Official statistics do not provide all the information we might want. In this case, the figure of interest to many will simply be the total number of deaths. Is an increase over two years enough to prompt rapid action? If so, I would imagine the regulatory structures regarding driverless cars might attract some attention. Or, do car deaths continue to be the costs we pay for having lifestyles built around driving?

Summarizing data visualization errors

Check out this good quick overview of visualization errors – here are a few good moments:

Everything is relative. You can’t say a town is more dangerous than another because the first one had two robberies and the other only had one. What if the first town has 1,000 times the population that of the first? It is often more useful to think in terms of percentages and rates rather than absolutes and totals…

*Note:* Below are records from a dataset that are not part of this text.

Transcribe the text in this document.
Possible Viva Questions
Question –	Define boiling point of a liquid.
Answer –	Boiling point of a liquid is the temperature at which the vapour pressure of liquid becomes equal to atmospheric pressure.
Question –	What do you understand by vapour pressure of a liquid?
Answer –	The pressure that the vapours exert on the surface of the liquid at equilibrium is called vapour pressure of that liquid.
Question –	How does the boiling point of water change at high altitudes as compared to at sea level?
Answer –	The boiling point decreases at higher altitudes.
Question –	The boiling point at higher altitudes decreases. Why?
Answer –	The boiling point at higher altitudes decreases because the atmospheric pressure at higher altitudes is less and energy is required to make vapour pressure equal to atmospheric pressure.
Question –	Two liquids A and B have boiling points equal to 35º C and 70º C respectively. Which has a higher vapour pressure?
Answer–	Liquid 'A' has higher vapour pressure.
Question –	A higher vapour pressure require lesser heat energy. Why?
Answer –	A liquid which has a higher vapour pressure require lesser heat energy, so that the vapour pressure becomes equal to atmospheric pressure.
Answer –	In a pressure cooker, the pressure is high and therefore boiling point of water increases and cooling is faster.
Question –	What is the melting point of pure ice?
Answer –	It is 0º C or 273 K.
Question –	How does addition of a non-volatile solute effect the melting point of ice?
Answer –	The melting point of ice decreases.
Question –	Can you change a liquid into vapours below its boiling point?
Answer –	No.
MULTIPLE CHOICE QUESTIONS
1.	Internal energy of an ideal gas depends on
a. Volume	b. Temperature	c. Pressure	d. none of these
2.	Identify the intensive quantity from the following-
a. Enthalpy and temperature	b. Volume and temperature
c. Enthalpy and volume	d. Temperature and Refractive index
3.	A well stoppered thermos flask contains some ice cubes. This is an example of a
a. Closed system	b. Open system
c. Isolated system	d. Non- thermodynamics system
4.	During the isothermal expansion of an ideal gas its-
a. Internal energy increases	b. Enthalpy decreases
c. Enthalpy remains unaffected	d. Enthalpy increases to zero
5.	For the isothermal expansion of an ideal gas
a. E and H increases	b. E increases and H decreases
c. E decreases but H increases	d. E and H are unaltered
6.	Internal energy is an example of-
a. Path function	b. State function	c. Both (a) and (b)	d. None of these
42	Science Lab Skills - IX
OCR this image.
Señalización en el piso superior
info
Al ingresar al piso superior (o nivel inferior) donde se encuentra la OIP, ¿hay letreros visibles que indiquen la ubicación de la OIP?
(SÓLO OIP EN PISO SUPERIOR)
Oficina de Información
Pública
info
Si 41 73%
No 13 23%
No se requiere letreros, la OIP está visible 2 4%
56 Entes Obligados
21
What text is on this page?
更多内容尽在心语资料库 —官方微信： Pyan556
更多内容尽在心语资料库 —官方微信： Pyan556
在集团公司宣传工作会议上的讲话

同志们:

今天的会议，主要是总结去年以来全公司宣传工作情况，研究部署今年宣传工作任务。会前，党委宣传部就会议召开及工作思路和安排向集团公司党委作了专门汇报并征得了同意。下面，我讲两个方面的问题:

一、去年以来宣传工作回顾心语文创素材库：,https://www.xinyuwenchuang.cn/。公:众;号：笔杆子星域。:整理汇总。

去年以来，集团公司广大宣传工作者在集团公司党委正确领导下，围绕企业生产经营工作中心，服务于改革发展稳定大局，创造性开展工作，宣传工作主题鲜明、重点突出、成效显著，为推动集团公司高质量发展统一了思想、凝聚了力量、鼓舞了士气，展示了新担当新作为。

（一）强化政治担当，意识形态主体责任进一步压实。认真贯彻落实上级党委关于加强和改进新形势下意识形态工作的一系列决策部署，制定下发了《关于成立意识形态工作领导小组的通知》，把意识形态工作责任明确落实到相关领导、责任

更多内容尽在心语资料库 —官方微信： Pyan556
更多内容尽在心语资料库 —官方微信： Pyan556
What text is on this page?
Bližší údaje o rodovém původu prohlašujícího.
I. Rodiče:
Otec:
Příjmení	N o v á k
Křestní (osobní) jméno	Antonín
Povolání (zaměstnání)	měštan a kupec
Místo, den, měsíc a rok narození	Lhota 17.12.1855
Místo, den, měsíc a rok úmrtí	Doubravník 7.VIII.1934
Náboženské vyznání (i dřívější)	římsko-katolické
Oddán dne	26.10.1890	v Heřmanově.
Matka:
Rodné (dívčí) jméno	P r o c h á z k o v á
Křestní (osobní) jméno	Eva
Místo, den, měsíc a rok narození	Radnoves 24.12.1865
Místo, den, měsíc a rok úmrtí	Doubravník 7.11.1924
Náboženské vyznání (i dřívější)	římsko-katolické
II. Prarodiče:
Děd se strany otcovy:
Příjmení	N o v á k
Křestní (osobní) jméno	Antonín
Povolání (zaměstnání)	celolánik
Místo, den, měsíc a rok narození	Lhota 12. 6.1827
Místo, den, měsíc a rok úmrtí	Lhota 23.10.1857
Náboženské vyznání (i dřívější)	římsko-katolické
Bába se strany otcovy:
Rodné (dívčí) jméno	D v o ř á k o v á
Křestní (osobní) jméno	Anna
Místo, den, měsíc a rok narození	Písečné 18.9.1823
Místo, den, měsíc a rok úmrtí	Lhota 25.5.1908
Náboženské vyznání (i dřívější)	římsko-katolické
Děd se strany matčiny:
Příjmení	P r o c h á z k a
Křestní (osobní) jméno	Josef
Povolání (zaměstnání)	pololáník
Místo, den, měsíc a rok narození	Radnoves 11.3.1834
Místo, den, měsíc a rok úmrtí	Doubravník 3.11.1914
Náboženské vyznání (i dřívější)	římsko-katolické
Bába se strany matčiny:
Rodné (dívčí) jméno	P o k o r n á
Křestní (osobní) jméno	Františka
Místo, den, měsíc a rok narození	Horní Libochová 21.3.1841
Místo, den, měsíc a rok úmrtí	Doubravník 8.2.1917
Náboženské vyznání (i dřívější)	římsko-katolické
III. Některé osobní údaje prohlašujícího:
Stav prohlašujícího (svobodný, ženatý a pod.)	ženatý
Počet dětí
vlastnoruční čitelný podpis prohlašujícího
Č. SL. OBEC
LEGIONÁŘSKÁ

It’s easy to cherrypick dates and timeframes to fit a specific narrative. So consider history, what usually happens, and proper baselines to compare against…

When you see a three-dimensional chart that is three dimensions for no good reason, question the data, the chart, the maker, and everything based on the chart.

In summary: data visualizations can be very useful for highlighting a particular pattern but they can also be altered to advance an incorrect point. I always wonder with these examples of misleading visualizations whether the maker intentionally made the change to advance their point or whether there was a lack of knowledge about how to do good data analysis. Of course, this issue could arise with any data analysis as there are right and wrong ways to interpret and present data.